Le Conseil national des barreaux (CNB) a organisé son avant-dernier e-débat de l'année sur le thème de l'accès au droit, une question d'autant plus prégnante dans un contexte d'augmentation préoccupante de la pauvreté en France.

« Avant d'être un sujet pour les avocats, l'accès au droit concerne toute la société ». Comme l'avait déjà souligné Christiane Feral-Schuhl, présidente du CNB, lors du Grand atelier des avocats, la France pourrait connaître près d'un million de nouveaux pauvres à l'horizon 2021. « La précarisation quasi endémique de nombre de nos concitoyens doit nous alerter, nos mécanismes de solidarités vont être mis à rude épreuve », s'est alarmée la présidente du CNB, s'interrogeant sur leur capacité à tenir le choc.

Concernant celui de l'accès au droit, le ministère de la Justice prévoit une hausse budgétaire qui devrait atteindre entre 25 et 50 millions d'euros. Or, comme Christiane Feral-Schuhl l'a souligné, tous les experts s'accordent à dire qu'il faudrait qu'il atteigne 500 millions d'euros pour que ce service public de l'Etat fonctionne normalement. « Le Gouvernement présente un budget calme alors que la tempête s'annonce. 2021 ne sera pas une année comme les autres. Nos concitoyens ont droit à l'accès aux soins, au logement, au travail, à l'éducation », a égrené la présidente, rappelant que les Français avaient également droit au droit, celui permettant de rendre tous les autres effectifs et de garantir la justice sociale.
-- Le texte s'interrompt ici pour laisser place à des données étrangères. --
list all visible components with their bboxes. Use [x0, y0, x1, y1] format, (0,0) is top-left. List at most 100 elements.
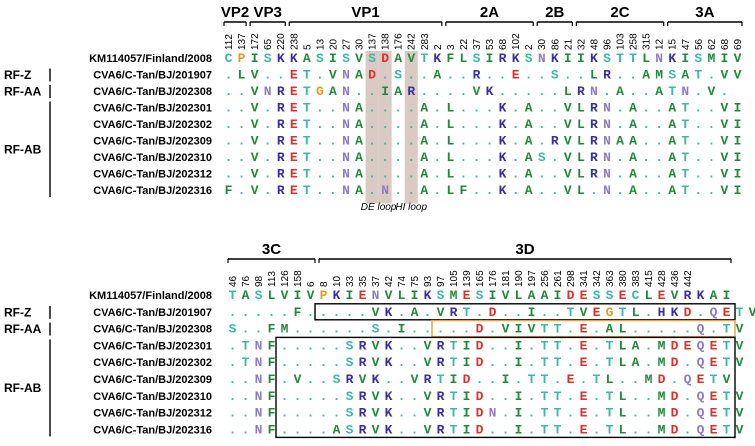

« Ce constat sur l'augmentation de la précarité est imparable, nous le voyons à la Fédération des acteurs de la solidarité, qui réunit plus de 800 associations partout dans le pays », a confirmé Pascal Brice, président de cette structure, précisant que les allocataires du RSA augmentaient de façon importante et que bien plus de personnes se présentaient aux distributions alimentaires ou signalaient des problèmes d'impayés de loyer. Au-delà de ces indicateurs habituels, Pascal Brice a également expliqué que de nouvelles couches de la population, comme les jeunes, ou les femmes, parfois à la rue, étaient désormais en demande.

Une double difficulté

« Le constat est ancien, il y a un terrible paradoxe que les bénévoles connaissent trop bien : c'est lorsque l'on se trouve dans les marges de la société que l'on a le plus besoin d'être défendu, d'avoir accès au droit, aux prestations, à la santé, au logement, à la domiciliation administrative. Mais l'accès est d'autant plus difficile parce que l'on n'a pas les codes, le maquis administratif est là », a déploré le président de la Fédération des acteurs de la solidarité, d'autant plus conscient du problème, ayant lui-même officié dans la fonction publique. Le challenge pour les politiques est donc, au-delà de l'existence même des dispositifs, de les rendre simple et accessibles, y compris s'agissant du recours au numérique. « C'est défi pour nous, d'accompagner au quotidien les personnes en précarité vers leurs droits, de les informer », a témoigné Pascal Brice.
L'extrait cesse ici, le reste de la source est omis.